Read Me
14 March 2010

shhh.

So I am hitting that point when I’m becoming overwhelmed. It’s not about worrying, as that doesn’t bother me. Worry is when you can’t find food for your children. When we get to that, we’ll worry.

But overwhelmed. By the shear amount of coursework I’m currently responsible for (what was I thinking?), and by the fact that I actually have a life to maintain (3 if you count those things I gave birth to) apart from all that coursework. Add to that maintaining a marriage, friendships, and family interpersonal relationships, oh, and a sex life.
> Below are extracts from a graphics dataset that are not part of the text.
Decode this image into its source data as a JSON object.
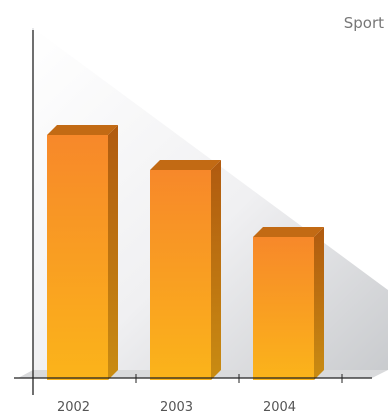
{
  "chart_data": {
    "type": "bar",
    "title": "Sport",
    "categories": [
      "2002",
      "2003",
      "2004"
    ],
    "values": [
      245,
      210,
      143
    ],
    "ylim": [
      0,
      330
    ],
    "grid": false,
    "legend": "none",
    "colors": {
      "bar_top": "#f7882a",
      "bar_bottom": "#fbb41a",
      "bar_side_top": "#b05a10",
      "bar_side_bottom": "#c98c12",
      "bar_cap": "#c26a14",
      "axis": "#222222"
    }
  }
}
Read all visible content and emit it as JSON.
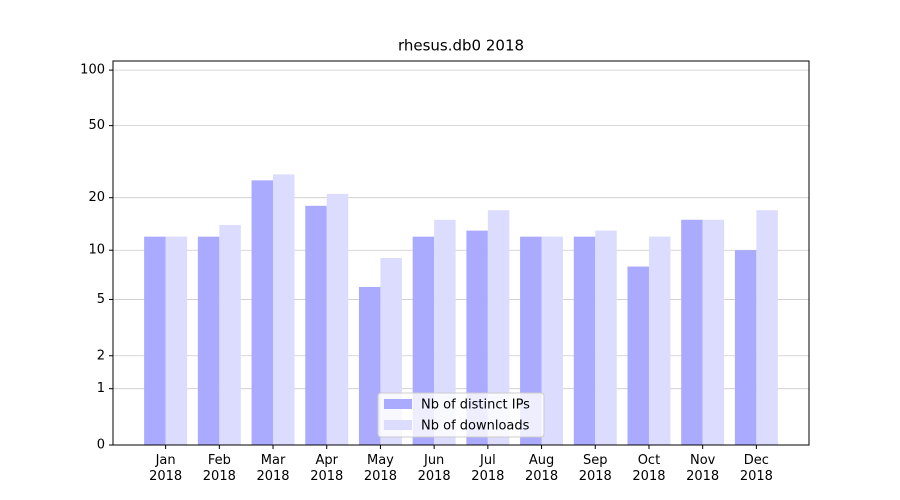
{
  "chart_data": {
    "type": "bar",
    "title": "rhesus.db0 2018",
    "categories": [
      "Jan\n2018",
      "Feb\n2018",
      "Mar\n2018",
      "Apr\n2018",
      "May\n2018",
      "Jun\n2018",
      "Jul\n2018",
      "Aug\n2018",
      "Sep\n2018",
      "Oct\n2018",
      "Nov\n2018",
      "Dec\n2018"
    ],
    "series": [
      {
        "name": "Nb of distinct IPs",
        "color": "#aaaaff",
        "values": [
          12,
          12,
          25,
          18,
          6,
          12,
          13,
          12,
          12,
          8,
          15,
          10
        ]
      },
      {
        "name": "Nb of downloads",
        "color": "#dcdcff",
        "values": [
          12,
          14,
          27,
          21,
          9,
          15,
          17,
          12,
          13,
          12,
          15,
          17
        ]
      }
    ],
    "y_scale": "log1p",
    "ylim": [
      0,
      112
    ],
    "yticks": [
      0,
      1,
      2,
      5,
      10,
      20,
      50,
      100
    ],
    "grid": true,
    "legend": "lower center"
  }
}
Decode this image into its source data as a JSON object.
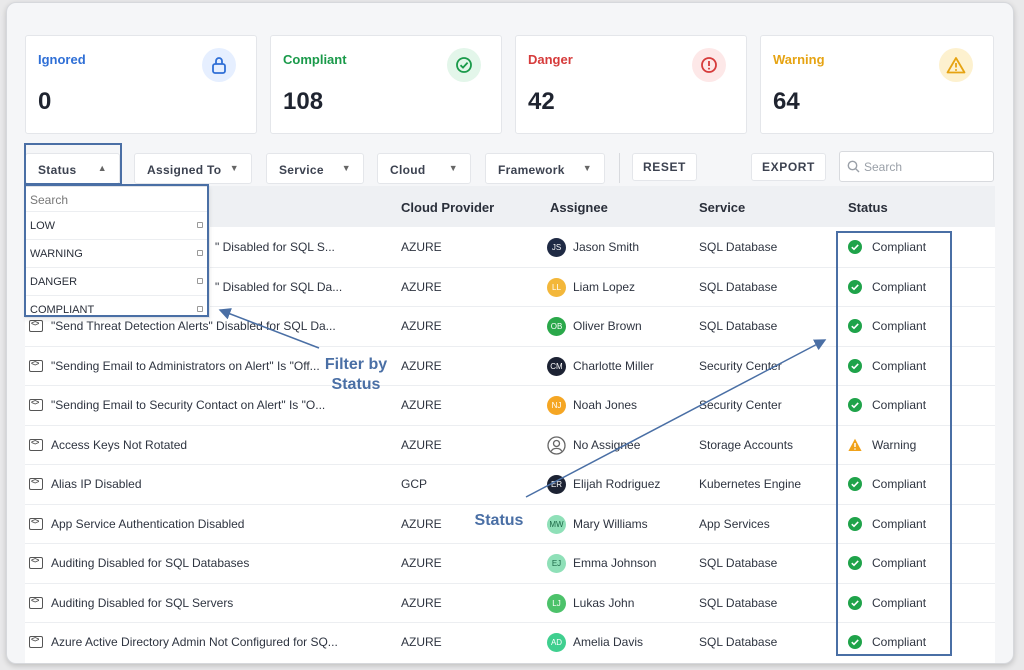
{
  "cards": [
    {
      "label": "Ignored",
      "count": "0",
      "label_color": "#2f6fd6",
      "icon": "lock-icon",
      "badge_bg": "#e6efff",
      "icon_color": "#2f6fd6"
    },
    {
      "label": "Compliant",
      "count": "108",
      "label_color": "#1a9a4a",
      "icon": "check-circle-icon",
      "badge_bg": "#e3f6ea",
      "icon_color": "#1a9a4a"
    },
    {
      "label": "Danger",
      "count": "42",
      "label_color": "#d63b3b",
      "icon": "alert-circle-icon",
      "badge_bg": "#fde8e8",
      "icon_color": "#d63b3b"
    },
    {
      "label": "Warning",
      "count": "64",
      "label_color": "#e6a312",
      "icon": "warning-triangle-icon",
      "badge_bg": "#fdf1cf",
      "icon_color": "#e6a312"
    }
  ],
  "toolbar": {
    "filters": [
      {
        "label": "Status",
        "chevron": "up"
      },
      {
        "label": "Assigned To",
        "chevron": "down"
      },
      {
        "label": "Service",
        "chevron": "down"
      },
      {
        "label": "Cloud",
        "chevron": "down"
      },
      {
        "label": "Framework",
        "chevron": "down"
      }
    ],
    "reset_label": "RESET",
    "export_label": "EXPORT",
    "search_placeholder": "Search"
  },
  "dropdown": {
    "search_placeholder": "Search",
    "options": [
      "LOW",
      "WARNING",
      "DANGER",
      "COMPLIANT"
    ]
  },
  "table": {
    "columns": [
      "Cloud Provider",
      "Assignee",
      "Service",
      "Status"
    ],
    "rows": [
      {
        "name": "\" Disabled for SQL S...",
        "provider": "AZURE",
        "assignee": "Jason Smith",
        "initials": "JS",
        "avatar_color": "#1f2a44",
        "service": "SQL Database",
        "status": "Compliant"
      },
      {
        "name": "\" Disabled for SQL Da...",
        "provider": "AZURE",
        "assignee": "Liam Lopez",
        "initials": "LL",
        "avatar_color": "#f3b73a",
        "service": "SQL Database",
        "status": "Compliant"
      },
      {
        "name": "\"Send Threat Detection Alerts\" Disabled for SQL Da...",
        "provider": "AZURE",
        "assignee": "Oliver Brown",
        "initials": "OB",
        "avatar_color": "#2aa84a",
        "service": "SQL Database",
        "status": "Compliant"
      },
      {
        "name": "\"Sending Email to Administrators on Alert\" Is \"Off...",
        "provider": "AZURE",
        "assignee": "Charlotte Miller",
        "initials": "CM",
        "avatar_color": "#1c2233",
        "service": "Security Center",
        "status": "Compliant"
      },
      {
        "name": "\"Sending Email to Security Contact on Alert\" Is \"O...",
        "provider": "AZURE",
        "assignee": "Noah Jones",
        "initials": "NJ",
        "avatar_color": "#f5a623",
        "service": "Security Center",
        "status": "Compliant"
      },
      {
        "name": "Access Keys Not Rotated",
        "provider": "AZURE",
        "assignee": "No Assignee",
        "initials": "",
        "avatar_color": "",
        "service": "Storage Accounts",
        "status": "Warning"
      },
      {
        "name": "Alias IP Disabled",
        "provider": "GCP",
        "assignee": "Elijah Rodriguez",
        "initials": "ER",
        "avatar_color": "#1c2233",
        "service": "Kubernetes Engine",
        "status": "Compliant"
      },
      {
        "name": "App Service Authentication Disabled",
        "provider": "AZURE",
        "assignee": "Mary Williams",
        "initials": "MW",
        "avatar_color": "#8fe0b8",
        "service": "App Services",
        "status": "Compliant"
      },
      {
        "name": "Auditing Disabled for SQL Databases",
        "provider": "AZURE",
        "assignee": "Emma Johnson",
        "initials": "EJ",
        "avatar_color": "#8fe0b8",
        "service": "SQL Database",
        "status": "Compliant"
      },
      {
        "name": "Auditing Disabled for SQL Servers",
        "provider": "AZURE",
        "assignee": "Lukas John",
        "initials": "LJ",
        "avatar_color": "#4cc26a",
        "service": "SQL Database",
        "status": "Compliant"
      },
      {
        "name": "Azure Active Directory Admin Not Configured for SQ...",
        "provider": "AZURE",
        "assignee": "Amelia Davis",
        "initials": "AD",
        "avatar_color": "#3fcf8f",
        "service": "SQL Database",
        "status": "Compliant"
      }
    ]
  },
  "annotations": {
    "filter_note": "Filter by Status",
    "status_note": "Status",
    "color": "#4a6fa5"
  },
  "status_colors": {
    "Compliant": "#1fa34a",
    "Warning": "#f0a21a"
  }
}
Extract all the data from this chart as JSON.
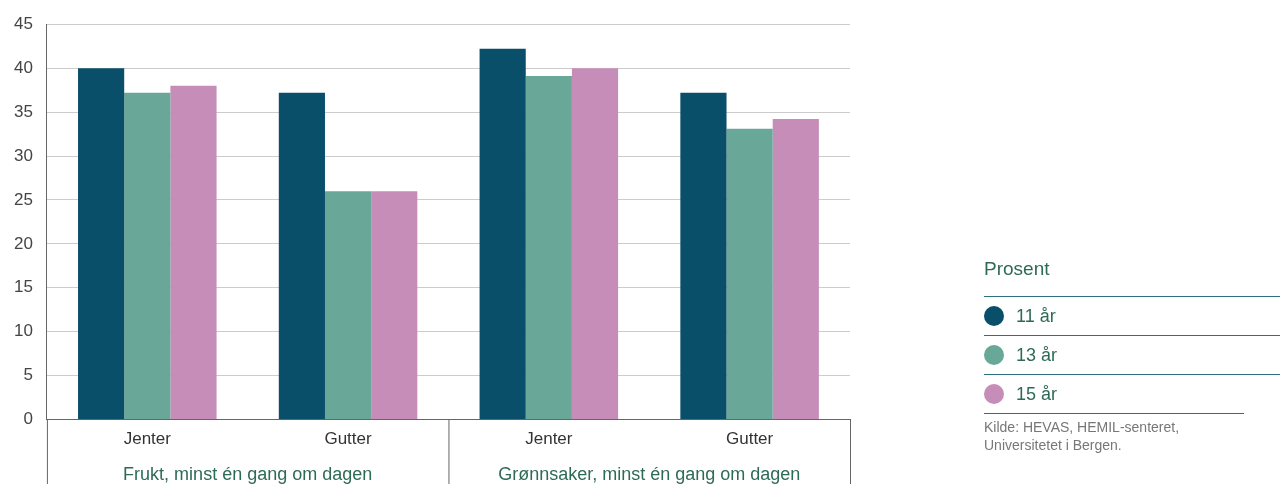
{
  "chart_data": {
    "type": "bar",
    "categories": [
      "Jenter",
      "Gutter",
      "Jenter",
      "Gutter"
    ],
    "series": [
      {
        "name": "11 år",
        "color": "#0a4f69",
        "values": [
          40,
          37.2,
          42.2,
          37.2
        ]
      },
      {
        "name": "13 år",
        "color": "#69a899",
        "values": [
          37.2,
          26,
          39.1,
          33.1
        ]
      },
      {
        "name": "15 år",
        "color": "#c68db8",
        "values": [
          38,
          26,
          40,
          34.2
        ]
      }
    ],
    "ylim": [
      0,
      45
    ],
    "yticks": [
      0,
      5,
      10,
      15,
      20,
      25,
      30,
      35,
      40,
      45
    ],
    "grid": "y",
    "legend": "right",
    "legend_title": "Prosent",
    "annotations": [
      "Frukt, minst én gang om dagen",
      "Grønnsaker, minst én gang om dagen",
      "Kilde: HEVAS, HEMIL-senteret, Universitetet i Bergen."
    ]
  }
}
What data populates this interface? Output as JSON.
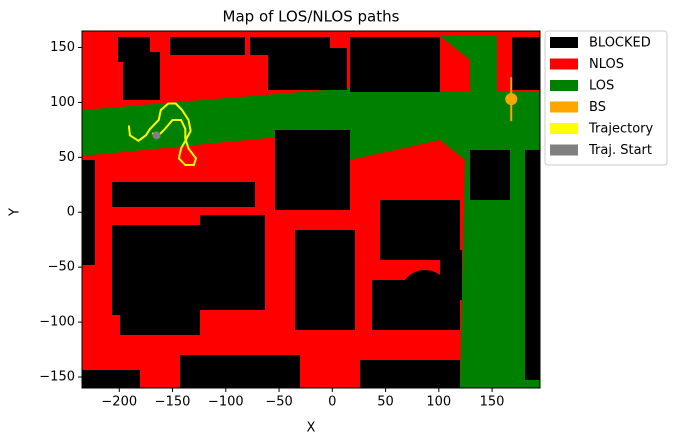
{
  "chart_data": {
    "type": "map",
    "title": "Map of LOS/NLOS paths",
    "x_label": "X",
    "y_label": "Y",
    "xlim": [
      -235,
      195
    ],
    "ylim": [
      -160,
      165
    ],
    "xticks": [
      {
        "value": -200,
        "label": "−200"
      },
      {
        "value": -150,
        "label": "−150"
      },
      {
        "value": -100,
        "label": "−100"
      },
      {
        "value": -50,
        "label": "−50"
      },
      0,
      50,
      100,
      150
    ],
    "yticks": [
      {
        "value": -150,
        "label": "−150"
      },
      {
        "value": -100,
        "label": "−100"
      },
      {
        "value": -50,
        "label": "−50"
      },
      0,
      50,
      100,
      150
    ],
    "legend_position": "outside-upper-right",
    "series": [
      {
        "name": "BLOCKED",
        "color": "#000000"
      },
      {
        "name": "NLOS",
        "color": "#ff0000"
      },
      {
        "name": "LOS",
        "color": "#008000"
      },
      {
        "name": "BS",
        "color": "#ffa500",
        "x": [
          168
        ],
        "y": [
          103
        ]
      },
      {
        "name": "Trajectory",
        "color": "#ffff00",
        "x": [
          -191,
          -190,
          -182,
          -175,
          -171,
          -163,
          -161,
          -154,
          -147,
          -141,
          -135,
          -133,
          -138,
          -142,
          -144,
          -138,
          -130,
          -128,
          -135,
          -138,
          -138,
          -142,
          -150,
          -157,
          -163,
          -169
        ],
        "y": [
          79,
          70,
          65,
          70,
          76,
          84,
          93,
          99,
          99,
          93,
          84,
          74,
          65,
          58,
          49,
          43,
          43,
          49,
          58,
          67,
          76,
          84,
          84,
          76,
          70,
          72
        ]
      },
      {
        "name": "Traj. Start",
        "color": "#808080",
        "x": [
          -165
        ],
        "y": [
          70
        ]
      }
    ]
  }
}
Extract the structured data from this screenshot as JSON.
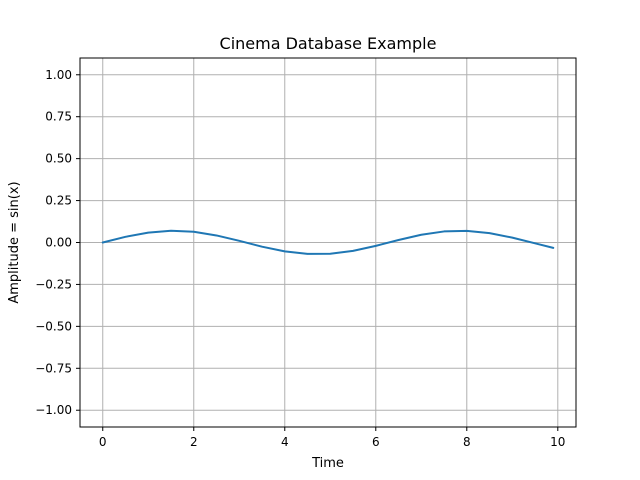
{
  "chart_data": {
    "type": "line",
    "title": "Cinema Database Example",
    "xlabel": "Time",
    "ylabel": "Amplitude = sin(x)",
    "xlim": [
      -0.5,
      10.4
    ],
    "ylim": [
      -1.1,
      1.1
    ],
    "grid": true,
    "x_ticks": [
      0,
      2,
      4,
      6,
      8,
      10
    ],
    "x_tick_labels": [
      "0",
      "2",
      "4",
      "6",
      "8",
      "10"
    ],
    "y_ticks": [
      -1.0,
      -0.75,
      -0.5,
      -0.25,
      0.0,
      0.25,
      0.5,
      0.75,
      1.0
    ],
    "y_tick_labels": [
      "−1.00",
      "−0.75",
      "−0.50",
      "−0.25",
      "0.00",
      "0.25",
      "0.50",
      "0.75",
      "1.00"
    ],
    "series": [
      {
        "color": "#1f77b4",
        "x": [
          0.0,
          0.5,
          1.0,
          1.5,
          2.0,
          2.5,
          3.0,
          3.5,
          4.0,
          4.5,
          5.0,
          5.5,
          6.0,
          6.5,
          7.0,
          7.5,
          8.0,
          8.5,
          9.0,
          9.5,
          9.9
        ],
        "y": [
          0.0,
          0.034,
          0.059,
          0.07,
          0.064,
          0.042,
          0.01,
          -0.025,
          -0.053,
          -0.068,
          -0.067,
          -0.05,
          -0.02,
          0.015,
          0.046,
          0.066,
          0.069,
          0.056,
          0.029,
          -0.005,
          -0.032
        ]
      }
    ]
  }
}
As for the marriage, it’s wonderful, Ron is amazing. He sees where I need him and he jumps in. The flip-side of that is that I carry crazy-ass 1950s guilt for him balancing out where I am lacking- mainly in the areas of house-hold chores. What the hell is that about? For some bizarre irrational reason, I don’t see the stuff I do:  meeting with teachers, picking kids up and doing homework, chaperoning field trips, keeping on top of the special education department with my son and his next school year, testing for the kids, keeping up with what the kids are learning, etc- I don’t see any of that as contributing. However, I give him grand kudos for participating in raising our kids. And folding lots of laundry. Not that I shouldn’t give him thanks and kudos- but why on earth do I chastise myself and feel like I’m not contributing in comparison? Stupid vagina.

My kids are getting older and that’s been a blast. I like them more each day as they become people. Because they are becoming really great individuals. The sort I can be proud to know whether they were my kids are not. I feel a lump in my throat when I think that I hope I haven’t done any lasting damage on them. And, that I hope they don’t grow older and see my going back to school as a selfish pursuit. 

Because at the root of it, that’s what I feel. Selfish. My rational sense tells me how remarkably dumb that is. My heart just wants to cry. Rational me wins about 98% of the time but when I am overwhelmed with school, life, and feeling like I’ve run out of “me” to give to anyone- that’s when the ‘heart’ wins. And when it wins- it wins big time. As though it’s making up for that measly 2% occurrence of win.

And that’s what I’m feeling. I feel like doing school is sometimes me saying “no” to the people who are most important to me. Like doing what I love begets less of me to share. And while I know that’s not how they see it (I hope), it’s how it feels. 

So I am just feeling that right now, and knowing that, “this too shall pass”. Because it’s really just me feeling overwhelmed and honestly, scared at starting grad school. Manifesting in feeling like a bad wife, mother, daughter and friend. So, I prod on. And trust that the people I know who love me, love me. And so long as I keep moving forward, that’s progress. And that’s pretty good.

I probably just need to have copious amounts of sex.